Indigenous people often live in simple conditions in the countryside, where there is intensive contact with animals. However, a human-to-human transmission is not possible. In regions where Japanese Encephalitis is prevalent year round, many residents have experienced an often asymptomatic infection, developing antibodies to the virus.

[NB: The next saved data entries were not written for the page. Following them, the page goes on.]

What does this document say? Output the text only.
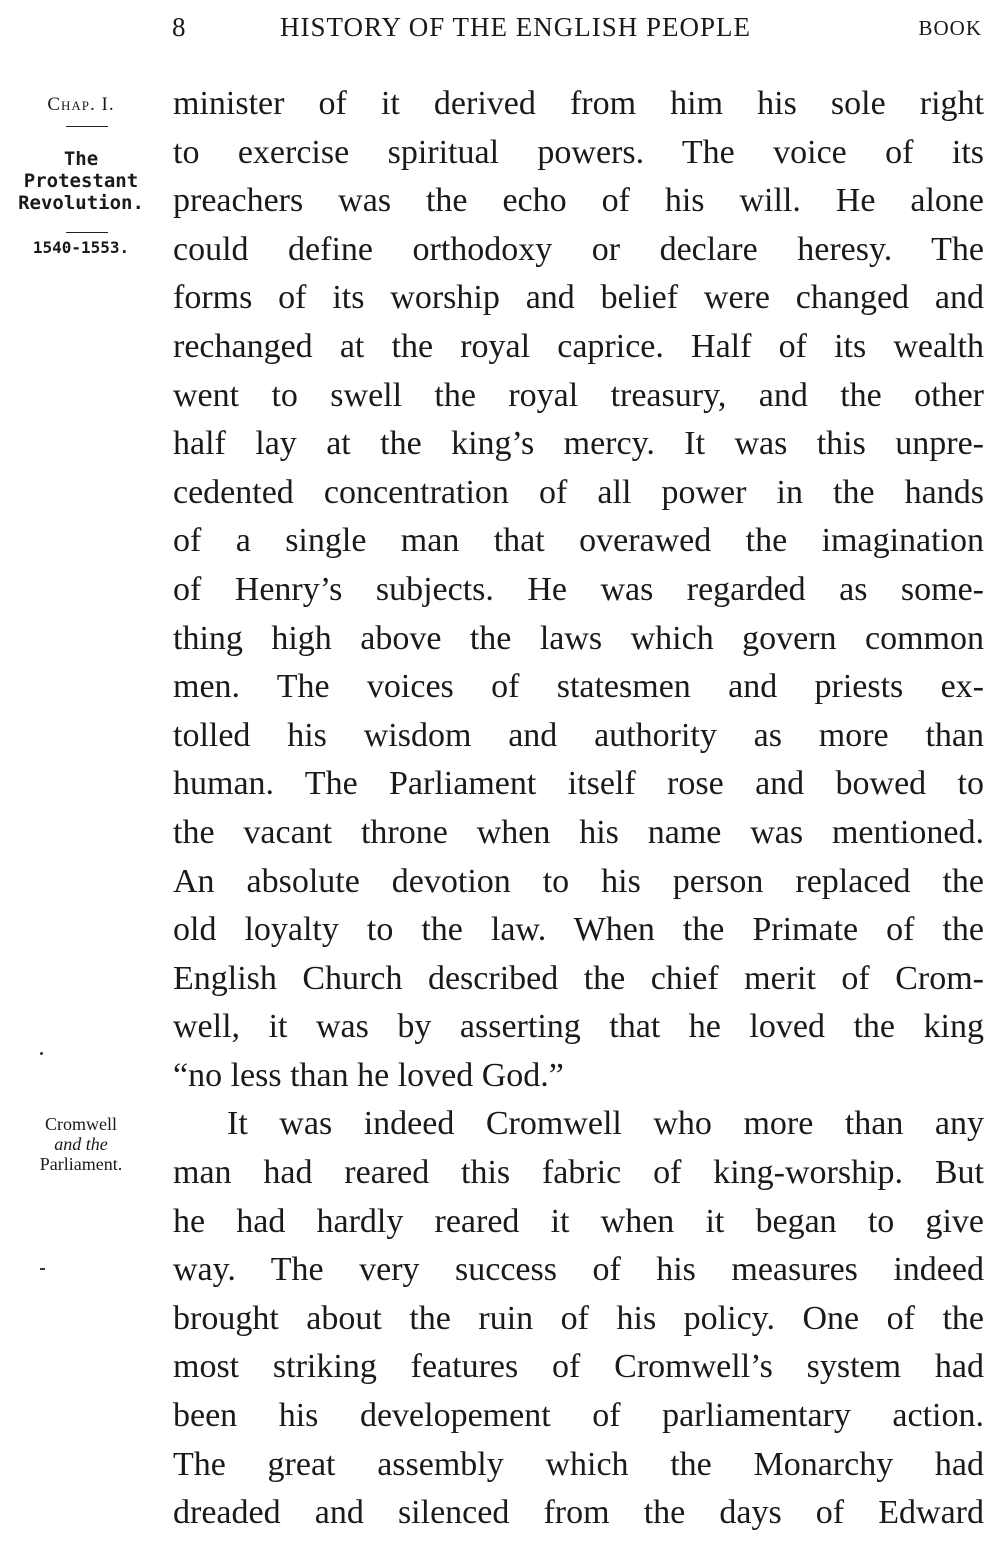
8	HISTORY OF THE ENGLISH PEOPLE	BOOK
Chap. I.
The
Protestant
Revolution.
1540-1553.
Cromwell
and the
Parliament.
minister of it derived from him his sole right
to exercise spiritual powers. The voice of its
preachers was the echo of his will. He alone
could define orthodoxy or declare heresy. The
forms of its worship and belief were changed and
rechanged at the royal caprice. Half of its wealth
went to swell the royal treasury, and the other
half lay at the king’s mercy. It was this unpre-
cedented concentration of all power in the hands
of a single man that overawed the imagination
of Henry’s subjects. He was regarded as some-
thing high above the laws which govern common
men. The voices of statesmen and priests ex-
tolled his wisdom and authority as more than
human. The Parliament itself rose and bowed to
the vacant throne when his name was mentioned.
An absolute devotion to his person replaced the
old loyalty to the law. When the Primate of the
English Church described the chief merit of Crom-
well, it was by asserting that he loved the king
“no less than he loved God.”
It was indeed Cromwell who more than any
man had reared this fabric of king-worship. But
he had hardly reared it when it began to give
way. The very success of his measures indeed
brought about the ruin of his policy. One of the
most striking features of Cromwell’s system had
been his developement of parliamentary action.
The great assembly which the Monarchy had
dreaded and silenced from the days of Edward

There is a particularly high risk of infection in humid areas where optimal breeding conditions for the rice field mosquito, the transmitter of Japanese encephalitis, exist. In addition to the monsoon season and periods of particularly intensive irrigation, as they may be necessary on rice fields, are dangerous. Regions with stagnant water and warm temperatures provide optimal propagation conditions for the Japanese Encephalitis virus. This mainly affects rural areas. In the rainy season there are more and more outbreaks. In addition to moisture, a decisive factor is a permanent temperature above 20 ° C.To the table of contents
Japanese encephalitis: examination and diagnosis
The virus can be detected in the blood and cerebrospinal fluid (cerebrospinal fluid). However, this is not easy. The evidence succeeds especially in the early disease phase, before the brain is affected. At this time, the symptoms are usually still unspecific. When the virus reaches the brain, it is often difficult to detect in the blood.
At about the tenth day of the disease, antibodies to the virus can be found in the blood. In most cases, the diagnosis for these antibodies is sought.
As soon as possible other causes of brain inflammation must be excluded and the correct diagnosis made. This prevents that other, treatable causes such as bacterial infections are overlooked and the start of treatment is delayed.